Huh? If I search ONLY on OCR, with no sub forums & no specified author & skip over the first few entries (that are from this thread), I get the "OCR totally broken" thread. So I'm not sure why you think I distorted anything. That's a very general search. Results are sorted by posting date with most current first. So yeah, there may be 38 pages of results...but just like with Google, the first ones are probably the most relevant/current.

The reason I used the term distorted is you only selected the most recent thread.
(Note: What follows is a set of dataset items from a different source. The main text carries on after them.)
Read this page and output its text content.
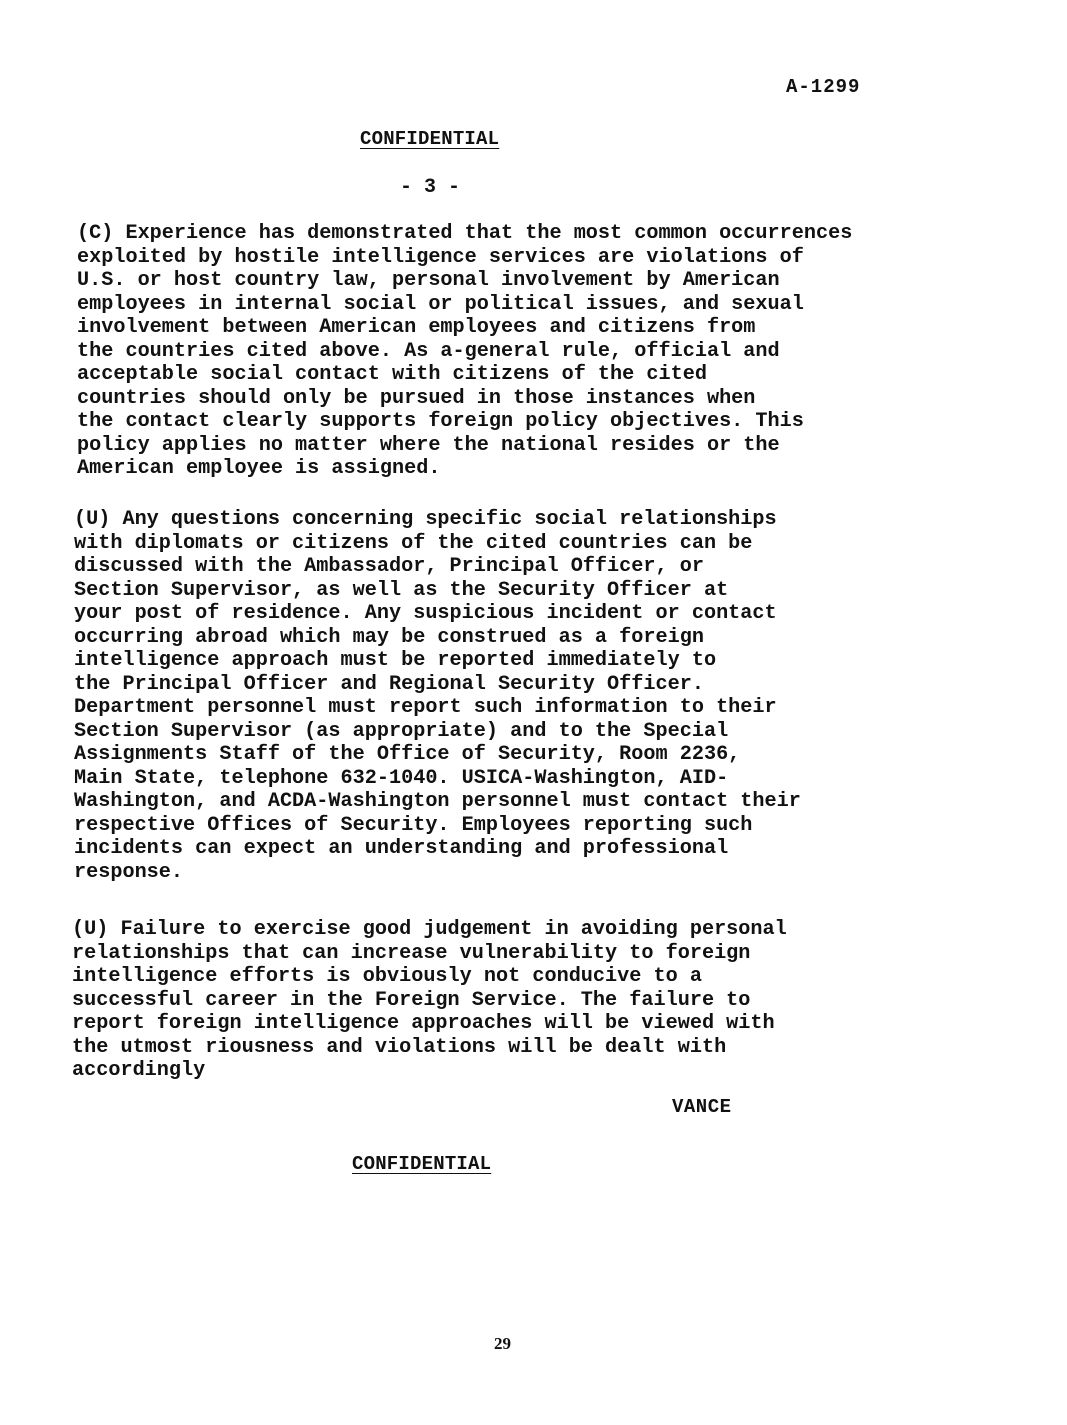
A-1299
CONFIDENTIAL
- 3 -
(C) Experience has demonstrated that the most common occurrences
exploited by hostile intelligence services are violations of
U.S. or host country law, personal involvement by American
employees in internal social or political issues, and sexual
involvement between American employees and citizens from
the countries cited above. As a-general rule, official and
acceptable social contact with citizens of the cited
countries should only be pursued in those instances when
the contact clearly supports foreign policy objectives. This
policy applies no matter where the national resides or the
American employee is assigned.
(U) Any questions concerning specific social relationships
with diplomats or citizens of the cited countries can be
discussed with the Ambassador, Principal Officer, or
Section Supervisor, as well as the Security Officer at
your post of residence. Any suspicious incident or contact
occurring abroad which may be construed as a foreign
intelligence approach must be reported immediately to
the Principal Officer and Regional Security Officer.
Department personnel must report such information to their
Section Supervisor (as appropriate) and to the Special
Assignments Staff of the Office of Security, Room 2236,
Main State, telephone 632-1040. USICA-Washington, AID-
Washington, and ACDA-Washington personnel must contact their
respective Offices of Security. Employees reporting such
incidents can expect an understanding and professional
response.
(U) Failure to exercise good judgement in avoiding personal
relationships that can increase vulnerability to foreign
intelligence efforts is obviously not conducive to a
successful career in the Foreign Service. The failure to
report foreign intelligence approaches will be viewed with
the utmost riousness and violations will be dealt with
accordingly
VANCE
CONFIDENTIAL
29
Sure, sometimes you get lucky and the results coincide with what you are looking for. That is when "the search function is your

I'm really not sure where you're going with this. In this case, one can do a general search (as shown above) & the first thread (excluding the one created by OP, which really doesn't count) answers OP's question. Your point about it being the most recent one is, IMO, a valid point b/c an answer from Dave two years ago on a particular topic may not be appropriate for the same question last week. So most recent thread is a good thing, IMO & that's what I go for.

If your point is this doesn't always work, fine. Yes, that's true. But not in this case. The answer was on page 1. I wasn't throwing up some obscure post from three years ago that showed up on page 56 when when searching on OCR.

And that's all I have to say on this. :(

Link to comment

So once an PDF (stipulated not searchable to begin with) is added to Evernote, Evernote does an OCR, and when that happens, the user can right-click and save a searchable version.

Question: Am I right in that the searchable version then has to be added to Evernote?

I say this because, the PDFs I added all have the 'Save Searchable version as...' menu option, which suggests they have been processed by Evernote, but searching for text that I know is inside these PDFs fails to identify the corresponding note. As a test, I saved a searchable version of one of the PDFs, created a new note, and added the searchable version, and now searching for text inside that PDF turns up the note with the searchable version, but not the note with the 'original' version of the PDF.

And am I correct in assuming that such a search should only identify the note and not highlight the text on the appropriate page(s) of the contained PDF, as is done with individual graphics images?

Cheers...

--

Alex Lane

"The only easy day was yesterday."

Link to comment
  • Level 5
If you right-click on the PDF within Evernote on Windows, there should be a menu option for "Save Searchable version as..."

If that's enabled, you can use that to save the OCR'ed version of the PDF document.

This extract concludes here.